Kevin was hospitalized at Maricopa Medical Center with a broken eye socket, cheek bone and lower jaw bone, according to doctors.

Dr. Salvatore Lettieri, a Mayo Clinic physician and chief of cosmetic surgery at Maricopa Medical Center, said he was able to fix the broken bones and reattach the muscles that allow Kevin to open and close his eye.

"He still can't open his eye. We'll need to fix the tear duct drainage system — that is if he makes tears," Lettieri said.

Flor Medrano, a family friend, said Kevin continues to recover at a pediatric hospital in Phoenix but will return to Maricopa Medical Center later this week for more surgery on his eye.

Medrano also said a fundraising website has received about $6,000 in donations for the boy. The Maricopa Health Foundation also established a website that has received 50 donations.

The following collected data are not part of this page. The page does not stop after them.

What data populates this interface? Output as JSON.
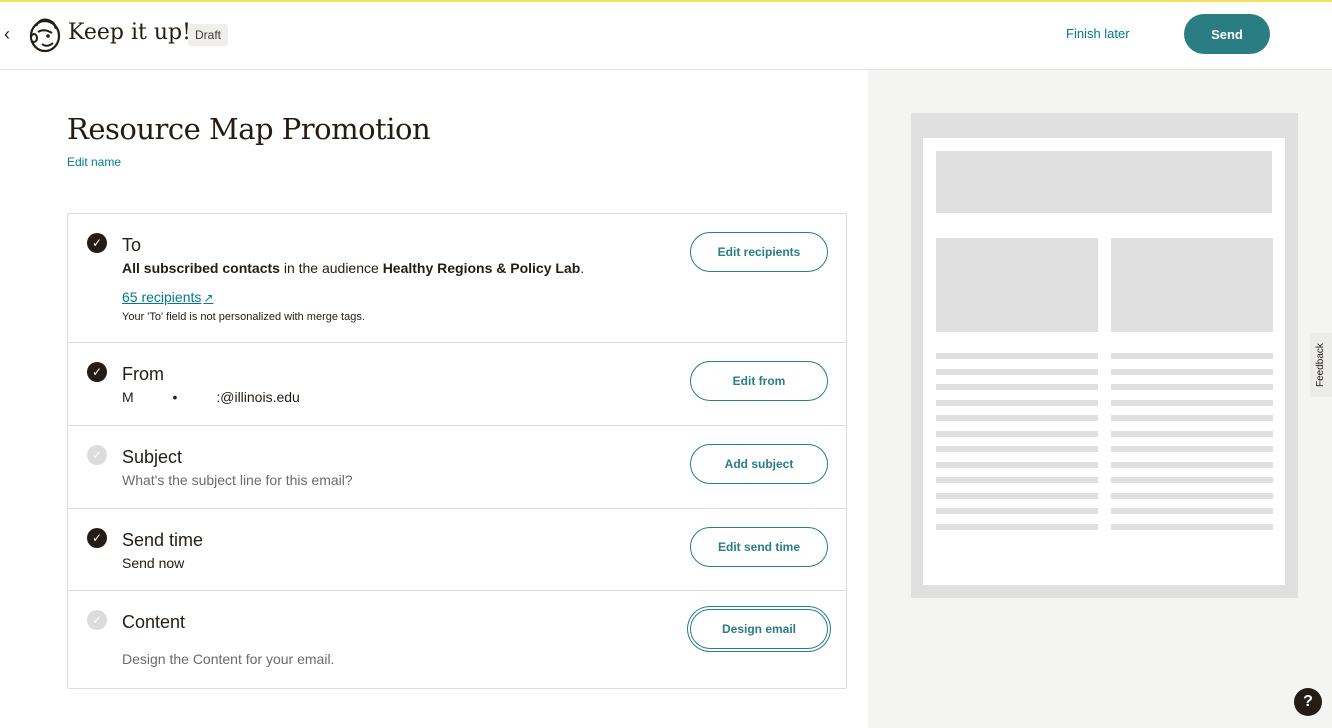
{
  "header": {
    "brand": "Keep it up!",
    "badge": "Draft",
    "finish_later": "Finish later",
    "send": "Send"
  },
  "campaign": {
    "name": "Resource Map Promotion",
    "edit_name": "Edit name"
  },
  "checklist": {
    "to": {
      "title": "To",
      "desc_bold_1": "All subscribed contacts",
      "desc_mid": " in the audience ",
      "desc_bold_2": "Healthy Regions & Policy Lab",
      "desc_end": ".",
      "recipients_link": "65 recipients",
      "note": "Your 'To' field is not personalized with merge tags.",
      "button": "Edit recipients",
      "status": "complete"
    },
    "from": {
      "title": "From",
      "desc": "M          •          :@illinois.edu",
      "button": "Edit from",
      "status": "complete"
    },
    "subject": {
      "title": "Subject",
      "desc": "What's the subject line for this email?",
      "button": "Add subject",
      "status": "incomplete"
    },
    "send_time": {
      "title": "Send time",
      "desc": "Send now",
      "button": "Edit send time",
      "status": "complete"
    },
    "content": {
      "title": "Content",
      "desc": "Design the Content for your email.",
      "button": "Design email",
      "status": "incomplete"
    }
  },
  "side": {
    "feedback": "Feedback",
    "help": "?"
  },
  "icons": {
    "back": "chevron-left-icon",
    "logo": "mailchimp-freddie-icon",
    "check": "checkmark-icon",
    "external": "external-link-icon"
  },
  "colors": {
    "accent": "#2a7d83",
    "link": "#007c89",
    "top_line": "#f6e05e",
    "dark": "#241c15"
  }
}
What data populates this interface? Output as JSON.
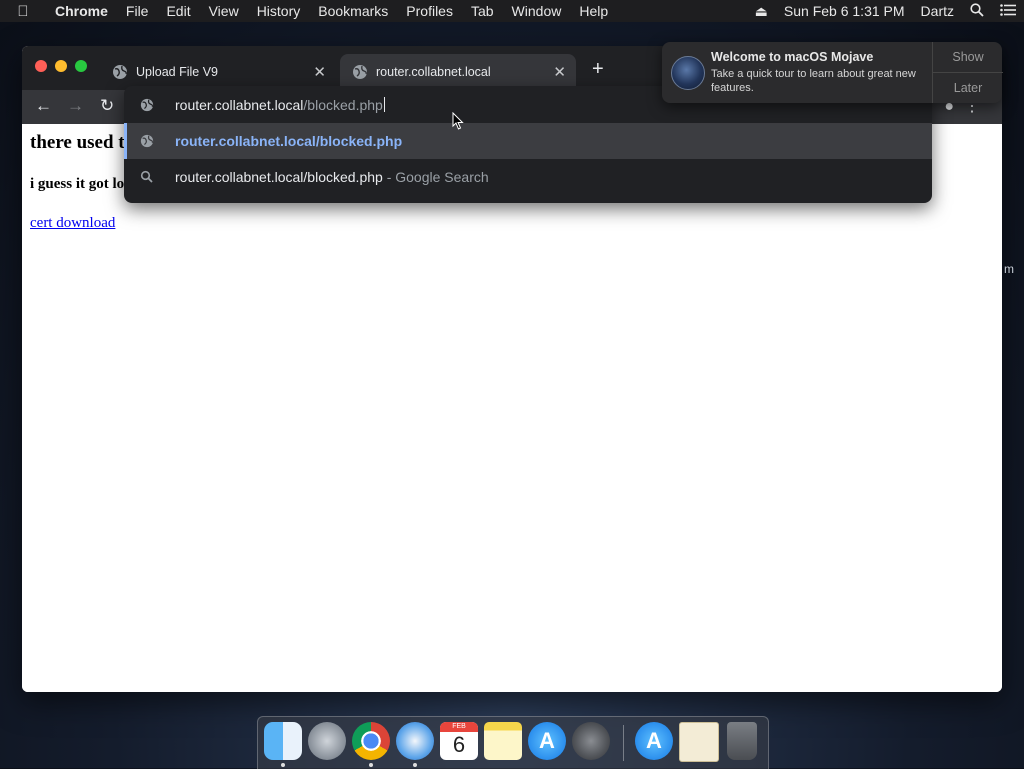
{
  "menubar": {
    "app": "Chrome",
    "menus": [
      "File",
      "Edit",
      "View",
      "History",
      "Bookmarks",
      "Profiles",
      "Tab",
      "Window",
      "Help"
    ],
    "datetime": "Sun Feb 6  1:31 PM",
    "user": "Dartz"
  },
  "tabs": [
    {
      "title": "Upload File V9"
    },
    {
      "title": "router.collabnet.local"
    }
  ],
  "omnibox": {
    "typed": "router.collabnet.local",
    "completion": "/blocked.php",
    "suggestions": [
      {
        "text": "router.collabnet.local/blocked.php",
        "icon": "globe-icon"
      },
      {
        "text": "router.collabnet.local/blocked.php",
        "suffix": "- Google Search",
        "icon": "search-icon"
      }
    ]
  },
  "page": {
    "heading": "there used t",
    "subheading": "i guess it got lo",
    "link": "cert download"
  },
  "notification": {
    "title": "Welcome to macOS Mojave",
    "body": "Take a quick tour to learn about great new features.",
    "show_label": "Show",
    "later_label": "Later"
  },
  "dock": {
    "calendar_month": "FEB",
    "calendar_day": "6",
    "items": [
      "finder-icon",
      "launchpad-icon",
      "chrome-icon",
      "safari-icon",
      "calendar-icon",
      "notes-icon",
      "app-store-icon",
      "system-preferences-icon",
      "app-store-icon",
      "certificate-icon",
      "trash-icon"
    ]
  },
  "edge_text": "m",
  "colors": {
    "accent_link": "#8ab4f8",
    "page_link": "#0000ee"
  }
}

The social media support for Mickey doesn't indicate that people care more about a dog than a child, Harold Herzog, a psychology professor at Western Carolina University who studies animal interaction.

He said it's likely that lovers of pit bulls, specifically, are driving Mickey's Facebook following. Pit bulls have been saddled with a bad rap — fair or not — of being one of the most dangerous dogs. A lot of that reputation is thanks to other mauling cases, Herzog said.

"I don't think this reflects that people like dogs more than they like kids. It's a reflection that ... this is yet another instance of their breed getting blame for something it didn't do," Herzog said. "'Blame the deed, not the breed.'"

Support for Mickey intensified after an employee at the Maricopa County Animal Control and Care Center, which has custody of the dog, wrote on Facebook that Mickey was "going night night."

Melissa Gable, a center spokeswoman, said the employee will face administrative action but declined to elaborate.